Die palästinensische Menschenrechtsorganisation Al-Haq
Die palästinensische Menschenrechtsorganisation Al-Haq ist eine von sechs 2021 von Israel zu Terrororganisationen erklärten Nichtregierungsorganisationen. (Foto: Majdi Mohammed/AP/ picture alliance)
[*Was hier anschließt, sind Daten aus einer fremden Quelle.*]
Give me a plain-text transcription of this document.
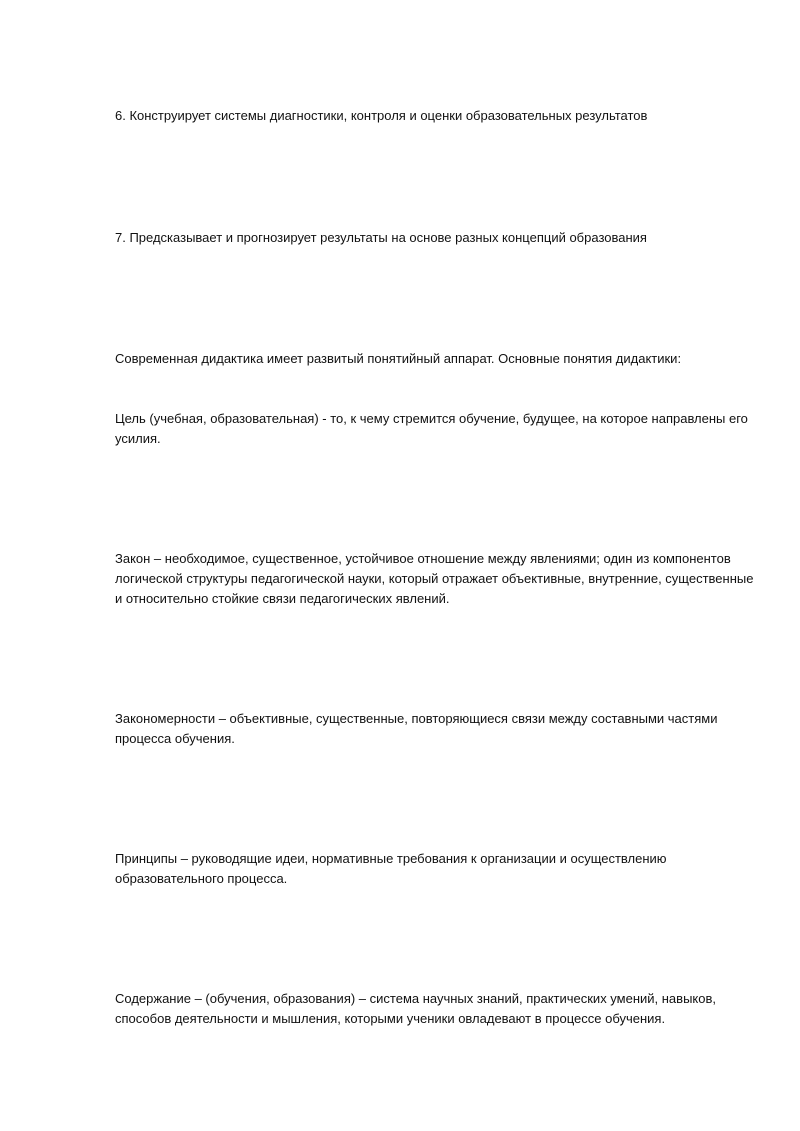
6. Конструирует системы диагностики, контроля и оценки образовательных результатов

7. Предсказывает и прогнозирует результаты на основе разных концепций образования

Современная дидактика имеет развитый понятийный аппарат. Основные понятия дидактики:

Цель (учебная, образовательная) - то, к чему стремится обучение, будущее, на которое направлены его усилия.

Закон – необходимое, существенное, устойчивое отношение между явлениями; один из компонентов логической структуры педагогической науки, который отражает объективные, внутренние, существенные и относительно стойкие связи педагогических явлений.

Закономерности – объективные, существенные, повторяющиеся связи между составными частями процесса обучения.

Принципы – руководящие идеи, нормативные требования к организации и осуществлению образовательного процесса.

Содержание – (обучения, образования) – система научных знаний, практических умений, навыков, способов деятельности и мышления, которыми ученики овладевают в процессе обучения.
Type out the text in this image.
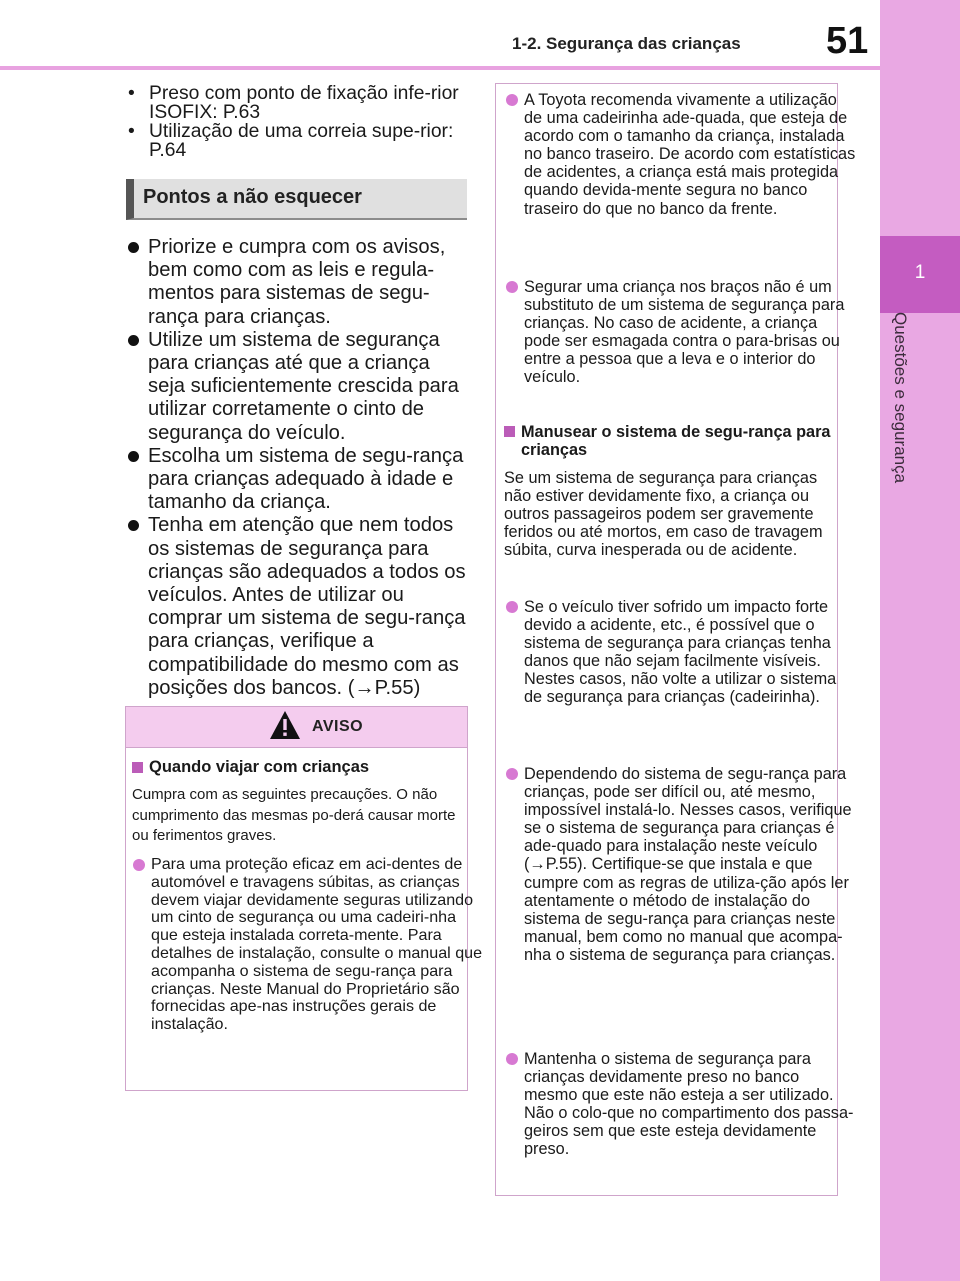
1-2. Segurança das crianças 51
1
Questões e segurança
• Preso com ponto de fixação infe-rior ISOFIX: P.63
• Utilização de uma correia supe-rior: P.64
Pontos a não esquecer
Priorize e cumpra com os avisos, bem como com as leis e regula-mentos para sistemas de segu-rança para crianças.
Utilize um sistema de segurança para crianças até que a criança seja suficientemente crescida para utilizar corretamente o cinto de segurança do veículo.
Escolha um sistema de segu-rança para crianças adequado à idade e tamanho da criança.
Tenha em atenção que nem todos os sistemas de segurança para crianças são adequados a todos os veículos. Antes de utilizar ou comprar um sistema de segu-rança para crianças, verifique a compatibilidade do mesmo com as posições dos bancos. (→P.55)
AVISO
Quando viajar com crianças
Cumpra com as seguintes precauções. O não cumprimento das mesmas po-derá causar morte ou ferimentos graves.
Para uma proteção eficaz em aci-dentes de automóvel e travagens súbitas, as crianças devem viajar devidamente seguras utilizando um cinto de segurança ou uma cadeiri-nha que esteja instalada correta-mente. Para detalhes de instalação, consulte o manual que acompanha o sistema de segu-rança para crianças. Neste Manual do Proprietário são fornecidas ape-nas instruções gerais de instalação.
A Toyota recomenda vivamente a utilização de uma cadeirinha ade-quada, que esteja de acordo com o tamanho da criança, instalada no banco traseiro. De acordo com estatísticas de acidentes, a criança está mais protegida quando devida-mente segura no banco traseiro do que no banco da frente.
Segurar uma criança nos braços não é um substituto de um sistema de segurança para crianças. No caso de acidente, a criança pode ser esmagada contra o para-brisas ou entre a pessoa que a leva e o interior do veículo.
Manusear o sistema de segu-rança para crianças
Se um sistema de segurança para crianças não estiver devidamente fixo, a criança ou outros passageiros podem ser gravemente feridos ou até mortos, em caso de travagem súbita, curva inesperada ou de acidente.
Se o veículo tiver sofrido um impacto forte devido a acidente, etc., é possível que o sistema de segurança para crianças tenha danos que não sejam facilmente visíveis. Nestes casos, não volte a utilizar o sistema de segurança para crianças (cadeirinha).
Dependendo do sistema de segu-rança para crianças, pode ser difícil ou, até mesmo, impossível instalá-lo. Nesses casos, verifique se o sistema de segurança para crianças é ade-quado para instalação neste veículo (→P.55). Certifique-se que instala e que cumpre com as regras de utiliza-ção após ler atentamente o método de instalação do sistema de segu-rança para crianças neste manual, bem como no manual que acompa-nha o sistema de segurança para crianças.
Mantenha o sistema de segurança para crianças devidamente preso no banco mesmo que este não esteja a ser utilizado. Não o colo-que no compartimento dos passa-geiros sem que este esteja devidamente preso.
Obwohl es keinen Missbrauch gab, wurde ein wichtiger Teil der Zusammenarbeit mit der palästinensischen Zivilgesellschaft gekappt. Hinter der Entscheidung steht auch ein alter Konflikt zwischen Israel und Deutschland. Hintergründe aus Ramallah und Tel Aviv

Von Christian Meier

Enttäuschung, teilweise auch Unverständnis und Wut. Das sind in diesen Wochen verbreitete Reaktionen in der palästinensischen Zivilgesellschaft, wenn es um Deutschland geht. Der Grund ist, dass die Bundesregierung sich nach dem Terrorangriff der Hamas am 7. Oktober eng an die Seite Israels gestellt hatte – dabei nach Ansicht vieler Palästinenser aber einseitig Position bezogen hat und zu israelischen Verbrechen im Gaza-Krieg schweigt.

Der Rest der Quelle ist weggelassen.